One day, Mary, the old woman and neighborhood fixture who sits outside our favorite Brooklyn bakery, grabbed my hand tight and pulled me in close to her.
She pointed to my son and said, “He needs a brother! One kid; it’s no good. My Nicky, my boy,” she pulled a photo from her purse, “He died at 42. Forty-two. Dead before his mother, and my husband before him. You need another.”
She paused and gazed at my sweet boy.
“To lose a child,” she said. “You can’t even imagine.”
“I know,” I said. “I know.”
15 replies on “Things That People Say”
beautiful. & no, I can’t even imagine.
really beautiful adele. cherish your son and your memories
So so beautiful. Thank you for sharing.
Thank you for sharing thiis important story. And enjoy your beautiful son.
A beautifully written story that made me cry. Congratulations on your first published story, you inspire me!
Thank you so much for the comments!!
Incredibly beautiful, and beautifully written. Thank you for sharing.
Adele – so beautifully written and so evocative of how you felt at each if those junctures in your life. I recall feeling your pain after your loss and your joy upon your son’s birth and your words in this story made me feel like I was back in each moment. Congrats on publishing a moving piece of work.
Beautifully written. I particularly loved the details that you explored — the un-doctorly doctor, the cold cabbage leaves, the description of your daughter’s face and the image of the stillborn dressed in a tuxedo. A well-written story of grief that wasn’t heavy-handed or depressing — it was honest, uplifting and at times funny. Congratulations!
Dear Adele, I am bursting with happiness, sadness and an extreme proudness. Sharing such intimate facts of your life is a fine example of your maturity and well being. I am proud to say I knew you when you were under 21!
My goodness, this is one of the most beautiful essays I have ever read. I’m sitting here in tears. Thank you for sharing such a deeply personal and painful yet also triumphant story.

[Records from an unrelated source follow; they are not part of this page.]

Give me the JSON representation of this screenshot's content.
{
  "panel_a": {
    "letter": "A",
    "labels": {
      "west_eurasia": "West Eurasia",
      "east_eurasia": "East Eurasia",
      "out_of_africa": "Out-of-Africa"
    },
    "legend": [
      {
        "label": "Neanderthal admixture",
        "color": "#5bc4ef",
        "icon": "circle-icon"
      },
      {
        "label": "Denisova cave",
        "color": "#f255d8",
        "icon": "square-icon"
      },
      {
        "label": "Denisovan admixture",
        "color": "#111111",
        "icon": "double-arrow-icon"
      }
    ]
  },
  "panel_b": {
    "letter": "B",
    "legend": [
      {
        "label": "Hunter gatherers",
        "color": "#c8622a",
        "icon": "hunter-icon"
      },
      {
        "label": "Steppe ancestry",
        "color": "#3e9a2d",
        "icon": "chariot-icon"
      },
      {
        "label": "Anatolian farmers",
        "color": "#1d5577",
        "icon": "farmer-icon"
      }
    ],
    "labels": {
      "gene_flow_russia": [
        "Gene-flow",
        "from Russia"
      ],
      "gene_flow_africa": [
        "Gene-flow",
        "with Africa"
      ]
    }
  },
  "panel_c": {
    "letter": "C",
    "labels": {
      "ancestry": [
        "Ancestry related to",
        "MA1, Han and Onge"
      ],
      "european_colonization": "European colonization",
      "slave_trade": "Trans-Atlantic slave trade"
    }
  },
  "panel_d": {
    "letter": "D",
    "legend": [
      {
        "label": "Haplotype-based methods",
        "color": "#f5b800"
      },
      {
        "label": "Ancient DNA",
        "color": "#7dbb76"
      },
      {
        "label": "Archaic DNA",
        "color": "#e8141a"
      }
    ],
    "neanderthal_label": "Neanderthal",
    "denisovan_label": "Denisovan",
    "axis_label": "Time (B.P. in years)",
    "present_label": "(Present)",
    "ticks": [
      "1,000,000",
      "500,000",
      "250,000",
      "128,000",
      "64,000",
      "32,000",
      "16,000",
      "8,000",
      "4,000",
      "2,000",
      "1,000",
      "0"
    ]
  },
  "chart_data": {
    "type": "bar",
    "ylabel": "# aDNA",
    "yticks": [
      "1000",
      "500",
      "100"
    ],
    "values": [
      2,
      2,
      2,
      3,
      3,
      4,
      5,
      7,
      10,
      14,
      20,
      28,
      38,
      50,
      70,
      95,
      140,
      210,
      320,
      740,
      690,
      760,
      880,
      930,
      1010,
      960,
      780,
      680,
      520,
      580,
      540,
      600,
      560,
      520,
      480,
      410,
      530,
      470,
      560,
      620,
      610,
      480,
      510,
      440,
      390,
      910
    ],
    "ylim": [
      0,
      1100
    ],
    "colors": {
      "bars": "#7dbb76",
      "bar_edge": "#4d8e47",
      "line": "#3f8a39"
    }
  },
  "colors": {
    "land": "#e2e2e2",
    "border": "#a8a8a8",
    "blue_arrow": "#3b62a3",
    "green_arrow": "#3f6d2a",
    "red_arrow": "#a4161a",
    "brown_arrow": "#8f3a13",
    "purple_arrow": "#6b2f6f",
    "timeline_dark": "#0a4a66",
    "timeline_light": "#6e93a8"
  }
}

Adele, beautiful…….. you are such a strong woman.. this essay brought me to tears, made me think, made me love my kids even more, and made me thankful to have such an amazing women in my life…keep writing…Thank you.. xo
this is one of the most beautiful pieces of writing that I have read. Thank you
This is one of the most beautiful and heartfelt essays I have ever read. So personal and relatable on many levels. I was moved to tears. Thank you for sharing your heart. I am truly inspired.
I know, too, Adele. Thank you for sharing your experience. Your story is beautifully written.